1. A genetically modified host cell capable of producing E-copalol, wherein the genetically modified host cell comprises one or more heterologous nucleic acids that each, independently, encodes an enzyme comprising an amino acid sequence that is at least 90% identical to the amino acid sequence of SEQ ID NOS. 3, 6, 9, 12, 15, or 18.

2. The genetically modified host cell of claim 1, wherein the enzyme comprises the amino acid sequence of SEQ ID NOS. 3, 6, 9, 12, 15, or 18.

3. A genetically modified host cell capable of producing E-copalol, wherein the genetically modified host cell comprises one or more heterologous nucleic acids that each, independently, encodes an enzyme capable of converting copalyl-diphosphate (CPP) to E-copalol.

4. The genetically modified host cell of claim 3, wherein the enzyme capable of converting CPP to E-copalol is a pyrophosphatase.

5. The genetically modified host cell of claim 1, further comprising one or more heterologous nucleic acids that each, independently, encodes one or more enzymes of a pathway for making E-copalol.

6. The genetically modified host cell of claim 1, further comprising one or more heterologous nucleic acids that each, independently, encodes an enzyme comprising the amino acid sequence of SEQ ID NO. 24, SEQ ID NO. 39, SEQ ID NO. 42, SEQ ID NO. 43, or SEQ ID NO. 45.

7. The genetically modified host cell of claim 1, further comprising one or more heterologous nucleic acids that each, independently, encodes an enzyme capable of converting one or more IPP, DMAPP, GPP, FPP, or GGPP into GPP, FPP, GGPP, or CPP.

8. The genetically modified host cell of claim 1, further comprising a CPP synthase, an Erg20, a GPP synthase, or a GGPP synthase.

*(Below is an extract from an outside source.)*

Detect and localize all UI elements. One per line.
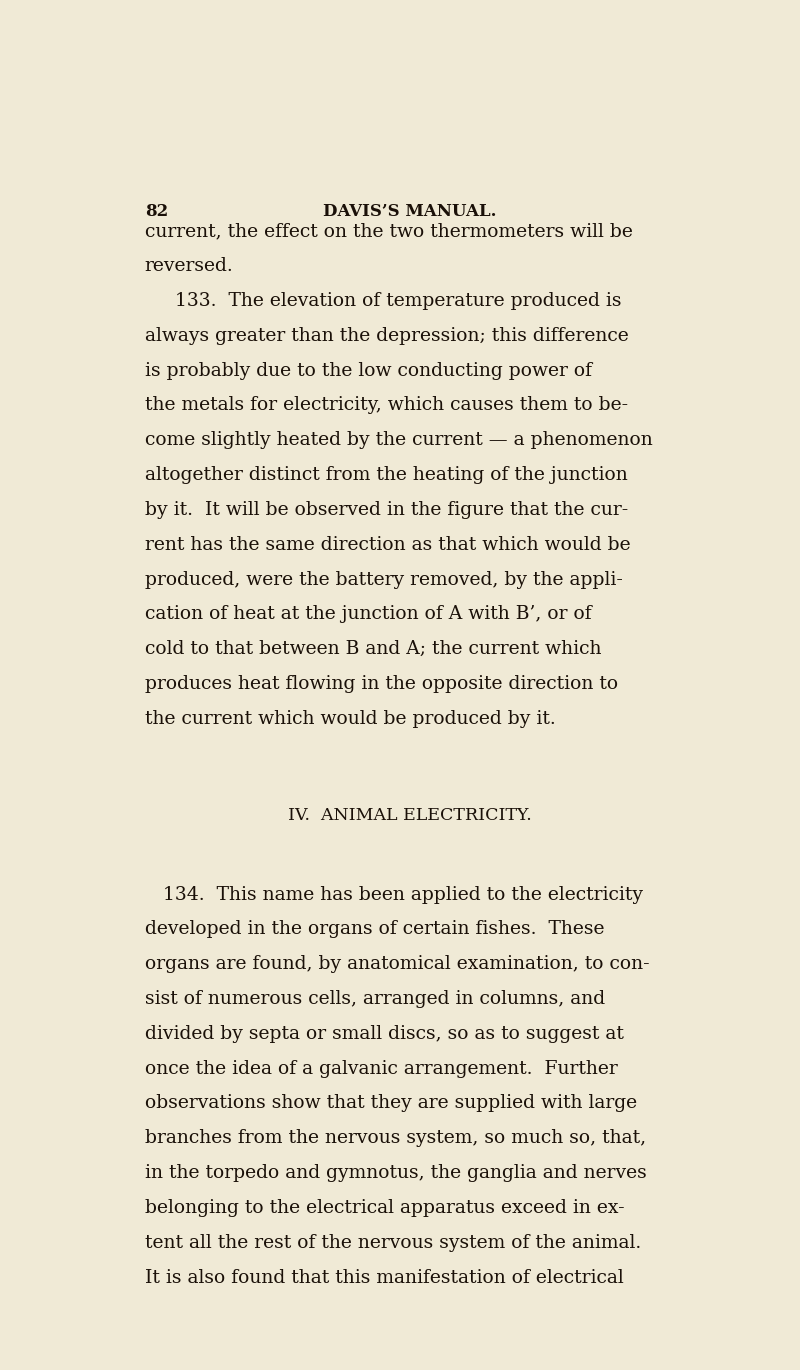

9. The genetically modified host cell of claim 1, wherein the enzyme is under the control of a single transcriptional regulator.

10. The genetically modified host cell of any one of claims 1-8, wherein the enzyme is under the control of multiple transcriptional regulators.

11. The genetically modified host cell of claim 1, wherein the host cell is a yeast cell or a yeast strain.

12. The genetically modified host cell of claim 11, wherein the yeast cell or the yeast strain is Saccharomyces cerevisiae.

13. A fermentation composition, comprising:

a) the genetically modified host cell of claim 1;

b) optionally an overlay; and

c) E-copalol produced by the genetically modified host cell.

14. A method for producing E-copalol, comprising:

a) culturing the genetically modified host cell of claim 1 in a medium with a carbon source under conditions suitable for making E-copalol;

b) optionally providing an overlay; and

c) recovering E-copalol from the genetically modified host cell, the overlay, or the medium.

15. A non-naturally occurring enzyme capable of converting CPP to E-copalol comprising an amino acid sequence that is at least 90% identical to the amino acid sequence of SEQ ID NOS. 3, 6, 9, 12, 15, or 18.

16. The non-naturally occurring enzyme of claim 15, wherein the non-naturally occurring enzyme comprises the amino acid sequence of SEQ ID NOS. 3, 6, 9, 12, 15, or 18.